The “supportive” parents steps in, gently moves a hand to keep the child from hurting another child and says, “I won’t let you hurt Joey. He looks really sad and worried! I wonder what you’re trying to say?” The child is encouraged to explore how his actions are impacting the environment and practice doing things differently. The parent can support him in learning from the moment by asking things like: “I wonder what you are feeling?” “I wonder what he is feeling?” “I wonder if there is another way?” The parent can encourage the child to find autonomy in problem solving. He may feel good about himself and the situation when he finds a way to communicate his feelings and get his needs met. He may feel connected with his friend and rewarded by the friend’s response to him. The child has the opportunity to actually practice using higher-level processing skills and engaging the world around him in a way that directly results in autonomy and self esteem. What a different experience!
“I can’t imagine not correcting, teaching, etc, my children at some points during our relationship.”
All parents will absolutely correct and teach their children at some point. Our children are learning from us, even when we aren’t trying. Perhaps the bigger questions are, What are we really teaching? And, how are we teaching it? Are we willing to start viewing ourselves as supports and guides rather than directors? Are we willing to allow our children to learn from their own experiences rather than feeling a need to dictate and force lessons on them? If most of us think about our favorite teachers, they weren’t those who sat us down and had us memorize the periodic table or lists of verbs. They were those who set up opportunities for us to learn, provided the tools and then stood by our side while we struggled through. Good teachers make learning possible, but the learning itself has to happen within the student. The same is true for parenting.
“I think that some degree of teaching and doing for are necessary given that children are not fully formed, innately capable, autonomous people.”

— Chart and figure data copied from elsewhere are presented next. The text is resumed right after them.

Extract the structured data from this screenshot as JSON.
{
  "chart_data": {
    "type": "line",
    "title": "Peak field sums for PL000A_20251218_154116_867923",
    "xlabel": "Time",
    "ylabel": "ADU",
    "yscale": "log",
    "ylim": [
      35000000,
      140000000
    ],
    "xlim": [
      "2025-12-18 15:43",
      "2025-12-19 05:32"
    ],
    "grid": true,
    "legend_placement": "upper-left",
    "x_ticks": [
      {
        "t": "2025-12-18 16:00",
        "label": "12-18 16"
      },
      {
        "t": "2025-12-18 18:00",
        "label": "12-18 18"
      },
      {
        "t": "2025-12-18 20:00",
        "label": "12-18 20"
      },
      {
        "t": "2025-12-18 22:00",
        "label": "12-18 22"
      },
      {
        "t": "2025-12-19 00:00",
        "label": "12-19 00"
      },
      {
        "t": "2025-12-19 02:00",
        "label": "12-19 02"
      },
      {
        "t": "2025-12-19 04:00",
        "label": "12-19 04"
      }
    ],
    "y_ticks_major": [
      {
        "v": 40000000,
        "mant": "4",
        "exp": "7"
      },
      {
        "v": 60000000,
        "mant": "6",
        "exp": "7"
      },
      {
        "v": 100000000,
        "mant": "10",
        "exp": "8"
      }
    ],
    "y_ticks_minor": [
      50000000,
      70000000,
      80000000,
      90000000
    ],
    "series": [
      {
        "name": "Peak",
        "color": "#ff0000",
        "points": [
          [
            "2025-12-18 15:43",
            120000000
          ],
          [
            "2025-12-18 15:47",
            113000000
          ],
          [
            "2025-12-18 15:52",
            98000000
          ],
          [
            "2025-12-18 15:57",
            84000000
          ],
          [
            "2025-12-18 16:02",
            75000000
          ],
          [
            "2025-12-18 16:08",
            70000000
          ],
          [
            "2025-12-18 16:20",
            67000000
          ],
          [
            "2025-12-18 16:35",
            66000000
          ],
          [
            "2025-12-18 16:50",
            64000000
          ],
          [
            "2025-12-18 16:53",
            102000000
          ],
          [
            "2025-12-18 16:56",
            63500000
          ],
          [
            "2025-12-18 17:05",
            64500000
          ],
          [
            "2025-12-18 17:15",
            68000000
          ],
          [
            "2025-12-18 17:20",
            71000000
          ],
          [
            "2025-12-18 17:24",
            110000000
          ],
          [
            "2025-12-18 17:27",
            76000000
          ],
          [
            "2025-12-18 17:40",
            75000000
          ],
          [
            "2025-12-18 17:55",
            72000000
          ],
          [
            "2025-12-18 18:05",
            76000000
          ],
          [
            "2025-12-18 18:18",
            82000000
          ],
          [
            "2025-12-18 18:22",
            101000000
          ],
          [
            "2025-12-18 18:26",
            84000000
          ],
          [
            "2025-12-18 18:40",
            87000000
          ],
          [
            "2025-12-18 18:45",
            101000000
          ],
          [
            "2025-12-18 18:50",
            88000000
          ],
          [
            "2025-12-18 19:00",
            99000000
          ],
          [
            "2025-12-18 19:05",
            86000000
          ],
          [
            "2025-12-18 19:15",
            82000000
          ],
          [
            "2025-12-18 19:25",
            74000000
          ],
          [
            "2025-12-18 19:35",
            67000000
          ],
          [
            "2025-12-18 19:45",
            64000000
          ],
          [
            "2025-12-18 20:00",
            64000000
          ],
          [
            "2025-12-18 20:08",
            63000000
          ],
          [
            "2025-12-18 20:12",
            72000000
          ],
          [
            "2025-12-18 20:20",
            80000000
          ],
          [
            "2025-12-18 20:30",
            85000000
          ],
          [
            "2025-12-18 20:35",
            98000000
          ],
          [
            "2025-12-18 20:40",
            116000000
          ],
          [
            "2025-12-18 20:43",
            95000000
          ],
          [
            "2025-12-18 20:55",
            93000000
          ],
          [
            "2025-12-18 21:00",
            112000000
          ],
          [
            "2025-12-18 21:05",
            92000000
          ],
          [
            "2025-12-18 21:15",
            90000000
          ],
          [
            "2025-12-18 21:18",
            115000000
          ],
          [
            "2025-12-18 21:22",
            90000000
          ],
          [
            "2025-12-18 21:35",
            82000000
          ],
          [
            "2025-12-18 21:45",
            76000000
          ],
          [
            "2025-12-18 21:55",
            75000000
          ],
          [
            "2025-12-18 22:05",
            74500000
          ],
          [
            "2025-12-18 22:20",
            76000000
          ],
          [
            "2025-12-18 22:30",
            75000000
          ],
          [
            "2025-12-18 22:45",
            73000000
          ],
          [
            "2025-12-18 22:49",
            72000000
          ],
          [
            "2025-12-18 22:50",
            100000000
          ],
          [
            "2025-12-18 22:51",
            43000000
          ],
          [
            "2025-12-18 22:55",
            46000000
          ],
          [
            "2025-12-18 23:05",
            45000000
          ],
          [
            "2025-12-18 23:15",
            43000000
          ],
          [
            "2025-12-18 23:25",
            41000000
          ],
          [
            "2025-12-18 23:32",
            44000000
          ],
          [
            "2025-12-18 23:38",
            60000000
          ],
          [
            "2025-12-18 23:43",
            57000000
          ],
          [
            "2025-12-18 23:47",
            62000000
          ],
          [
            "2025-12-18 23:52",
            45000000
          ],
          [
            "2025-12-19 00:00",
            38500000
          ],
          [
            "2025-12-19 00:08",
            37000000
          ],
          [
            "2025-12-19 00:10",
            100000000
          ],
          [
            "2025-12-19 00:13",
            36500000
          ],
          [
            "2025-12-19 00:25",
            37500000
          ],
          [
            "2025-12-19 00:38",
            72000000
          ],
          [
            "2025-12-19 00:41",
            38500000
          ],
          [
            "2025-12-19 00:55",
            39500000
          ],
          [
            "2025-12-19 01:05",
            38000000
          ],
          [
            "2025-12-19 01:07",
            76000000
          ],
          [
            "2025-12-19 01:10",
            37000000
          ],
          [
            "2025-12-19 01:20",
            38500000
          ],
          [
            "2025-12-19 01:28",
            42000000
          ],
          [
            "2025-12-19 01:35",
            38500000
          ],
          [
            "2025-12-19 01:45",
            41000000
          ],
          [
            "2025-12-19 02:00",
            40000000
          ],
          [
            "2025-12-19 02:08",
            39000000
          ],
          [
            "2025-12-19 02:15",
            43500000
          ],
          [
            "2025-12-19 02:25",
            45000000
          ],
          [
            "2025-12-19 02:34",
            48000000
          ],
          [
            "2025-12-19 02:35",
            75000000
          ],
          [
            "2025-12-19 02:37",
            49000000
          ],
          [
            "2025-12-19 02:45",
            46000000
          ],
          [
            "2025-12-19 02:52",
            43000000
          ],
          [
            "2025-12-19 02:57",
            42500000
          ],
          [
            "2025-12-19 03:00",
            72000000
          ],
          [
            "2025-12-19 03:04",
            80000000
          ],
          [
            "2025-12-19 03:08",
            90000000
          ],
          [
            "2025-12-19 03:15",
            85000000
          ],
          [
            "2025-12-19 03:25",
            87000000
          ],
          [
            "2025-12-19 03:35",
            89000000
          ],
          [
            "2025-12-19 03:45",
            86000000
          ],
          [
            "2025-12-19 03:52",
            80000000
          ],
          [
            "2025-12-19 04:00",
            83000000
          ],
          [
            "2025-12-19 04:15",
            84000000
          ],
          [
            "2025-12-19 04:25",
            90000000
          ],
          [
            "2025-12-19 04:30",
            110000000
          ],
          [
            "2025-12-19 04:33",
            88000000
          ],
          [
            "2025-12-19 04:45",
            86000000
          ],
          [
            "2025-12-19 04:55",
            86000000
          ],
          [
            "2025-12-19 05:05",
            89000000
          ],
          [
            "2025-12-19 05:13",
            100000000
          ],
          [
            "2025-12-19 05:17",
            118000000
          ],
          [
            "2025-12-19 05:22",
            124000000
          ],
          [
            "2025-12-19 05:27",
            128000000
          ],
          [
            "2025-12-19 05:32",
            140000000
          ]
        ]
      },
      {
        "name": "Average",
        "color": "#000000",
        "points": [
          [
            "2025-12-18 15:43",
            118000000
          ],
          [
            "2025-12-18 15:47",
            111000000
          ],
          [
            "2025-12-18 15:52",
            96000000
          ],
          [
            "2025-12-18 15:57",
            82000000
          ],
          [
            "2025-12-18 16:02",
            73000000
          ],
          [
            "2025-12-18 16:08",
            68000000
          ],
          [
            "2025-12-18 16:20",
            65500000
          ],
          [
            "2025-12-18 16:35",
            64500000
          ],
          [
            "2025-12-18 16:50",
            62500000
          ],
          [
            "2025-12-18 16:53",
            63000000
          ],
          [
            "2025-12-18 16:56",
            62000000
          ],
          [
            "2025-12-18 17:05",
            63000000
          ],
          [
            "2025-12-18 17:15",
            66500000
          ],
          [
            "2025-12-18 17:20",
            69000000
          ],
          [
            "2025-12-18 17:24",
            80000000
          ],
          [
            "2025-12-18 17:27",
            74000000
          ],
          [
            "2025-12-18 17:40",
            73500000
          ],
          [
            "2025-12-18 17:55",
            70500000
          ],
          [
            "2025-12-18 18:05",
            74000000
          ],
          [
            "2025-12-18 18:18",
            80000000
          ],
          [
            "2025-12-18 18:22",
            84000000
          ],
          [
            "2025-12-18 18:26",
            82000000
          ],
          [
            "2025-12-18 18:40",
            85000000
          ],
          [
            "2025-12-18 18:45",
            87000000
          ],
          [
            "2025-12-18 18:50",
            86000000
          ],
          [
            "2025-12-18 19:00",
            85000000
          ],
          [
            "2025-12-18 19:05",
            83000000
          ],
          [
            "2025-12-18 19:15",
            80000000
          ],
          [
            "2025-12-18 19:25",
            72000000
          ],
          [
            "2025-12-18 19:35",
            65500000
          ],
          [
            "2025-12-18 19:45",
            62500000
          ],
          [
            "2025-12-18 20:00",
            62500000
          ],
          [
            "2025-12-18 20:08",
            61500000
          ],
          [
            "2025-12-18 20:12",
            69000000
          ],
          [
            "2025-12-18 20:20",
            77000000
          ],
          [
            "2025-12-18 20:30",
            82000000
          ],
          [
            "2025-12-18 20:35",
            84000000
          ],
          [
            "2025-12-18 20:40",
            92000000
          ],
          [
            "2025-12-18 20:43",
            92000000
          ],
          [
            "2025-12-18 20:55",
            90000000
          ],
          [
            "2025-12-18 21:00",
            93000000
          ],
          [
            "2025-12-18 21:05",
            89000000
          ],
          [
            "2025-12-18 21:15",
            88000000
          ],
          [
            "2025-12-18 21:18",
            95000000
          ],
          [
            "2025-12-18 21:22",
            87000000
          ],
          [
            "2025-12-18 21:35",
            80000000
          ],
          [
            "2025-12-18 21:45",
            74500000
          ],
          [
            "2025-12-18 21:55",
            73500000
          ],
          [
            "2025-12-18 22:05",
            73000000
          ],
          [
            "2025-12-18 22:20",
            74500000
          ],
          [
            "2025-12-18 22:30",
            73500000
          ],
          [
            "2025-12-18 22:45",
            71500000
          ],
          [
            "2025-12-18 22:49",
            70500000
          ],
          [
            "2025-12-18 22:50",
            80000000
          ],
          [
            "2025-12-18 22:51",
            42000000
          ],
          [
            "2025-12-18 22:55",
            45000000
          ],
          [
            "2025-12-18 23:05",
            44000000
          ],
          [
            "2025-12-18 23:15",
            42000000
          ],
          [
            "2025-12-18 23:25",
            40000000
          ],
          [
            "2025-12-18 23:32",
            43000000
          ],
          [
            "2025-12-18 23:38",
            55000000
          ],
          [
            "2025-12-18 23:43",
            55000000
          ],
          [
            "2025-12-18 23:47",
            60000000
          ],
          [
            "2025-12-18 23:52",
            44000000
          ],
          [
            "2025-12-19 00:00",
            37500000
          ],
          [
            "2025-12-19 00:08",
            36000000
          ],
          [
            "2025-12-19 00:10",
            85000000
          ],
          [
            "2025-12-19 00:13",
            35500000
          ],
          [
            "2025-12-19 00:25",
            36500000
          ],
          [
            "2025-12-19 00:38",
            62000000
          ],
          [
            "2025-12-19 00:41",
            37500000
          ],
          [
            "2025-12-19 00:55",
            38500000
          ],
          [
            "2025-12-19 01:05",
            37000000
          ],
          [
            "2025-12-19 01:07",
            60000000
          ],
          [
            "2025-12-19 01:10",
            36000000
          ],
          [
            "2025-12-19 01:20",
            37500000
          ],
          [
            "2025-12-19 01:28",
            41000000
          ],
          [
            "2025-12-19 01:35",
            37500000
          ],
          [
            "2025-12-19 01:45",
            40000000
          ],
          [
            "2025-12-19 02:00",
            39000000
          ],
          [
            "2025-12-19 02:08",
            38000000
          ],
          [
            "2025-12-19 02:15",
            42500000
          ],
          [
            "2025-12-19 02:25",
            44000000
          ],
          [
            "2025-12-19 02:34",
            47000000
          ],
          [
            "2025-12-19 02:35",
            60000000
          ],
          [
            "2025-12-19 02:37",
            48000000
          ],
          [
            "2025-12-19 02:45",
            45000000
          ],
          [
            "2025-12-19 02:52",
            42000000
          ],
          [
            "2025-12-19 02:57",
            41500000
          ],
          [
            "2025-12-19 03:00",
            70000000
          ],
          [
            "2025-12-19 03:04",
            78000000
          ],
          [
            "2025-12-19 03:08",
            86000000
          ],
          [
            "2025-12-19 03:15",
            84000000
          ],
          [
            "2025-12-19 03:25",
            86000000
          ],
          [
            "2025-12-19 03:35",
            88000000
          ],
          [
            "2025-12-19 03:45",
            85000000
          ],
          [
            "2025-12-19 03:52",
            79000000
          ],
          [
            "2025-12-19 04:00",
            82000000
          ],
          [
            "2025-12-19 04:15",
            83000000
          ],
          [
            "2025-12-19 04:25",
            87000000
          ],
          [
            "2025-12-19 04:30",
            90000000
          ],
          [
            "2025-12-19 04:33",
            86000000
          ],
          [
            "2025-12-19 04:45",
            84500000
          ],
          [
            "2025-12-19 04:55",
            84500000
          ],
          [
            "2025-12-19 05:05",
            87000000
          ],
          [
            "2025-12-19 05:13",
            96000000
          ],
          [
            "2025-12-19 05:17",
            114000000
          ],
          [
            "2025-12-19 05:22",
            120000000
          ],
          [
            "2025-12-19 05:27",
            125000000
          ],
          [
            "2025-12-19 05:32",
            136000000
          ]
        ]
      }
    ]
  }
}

There is no denying that children are not fully formed. Their bodies are growing, their brains are growing and they are in the process of acquiring the information and the skills that they need to engage with the world. They need adults to provide them with love and support, food and shelter, and in that way they are not autonomous. But I disagree with the thought that they are not innately capable. They are innately capable of learning. It’s what they are born to do. And the environment is innately capable of providing them with the feedback they need to learn to negotiate it. We just need to trust them to do their job. To play and explore and learn and grow. Good parenting means providing them with a safe, loving place in which they can do just that. Good parenting means taking the time to sit by their side while they struggle though some of the tough lessons and celebrating with them when they take full pride and ownership in the outcomes.
Learning isn’t a neat and orderly task. It’s messy and complicated and sometimes painful, and it’s what life is all about. Rather than trying to tidy things up by forcing our “parental wisdom” on them, good parenting is about making sure they have the tools, the support, the safe arms, the love and the encouragement to experience life fully and to thrive. In short, to learn.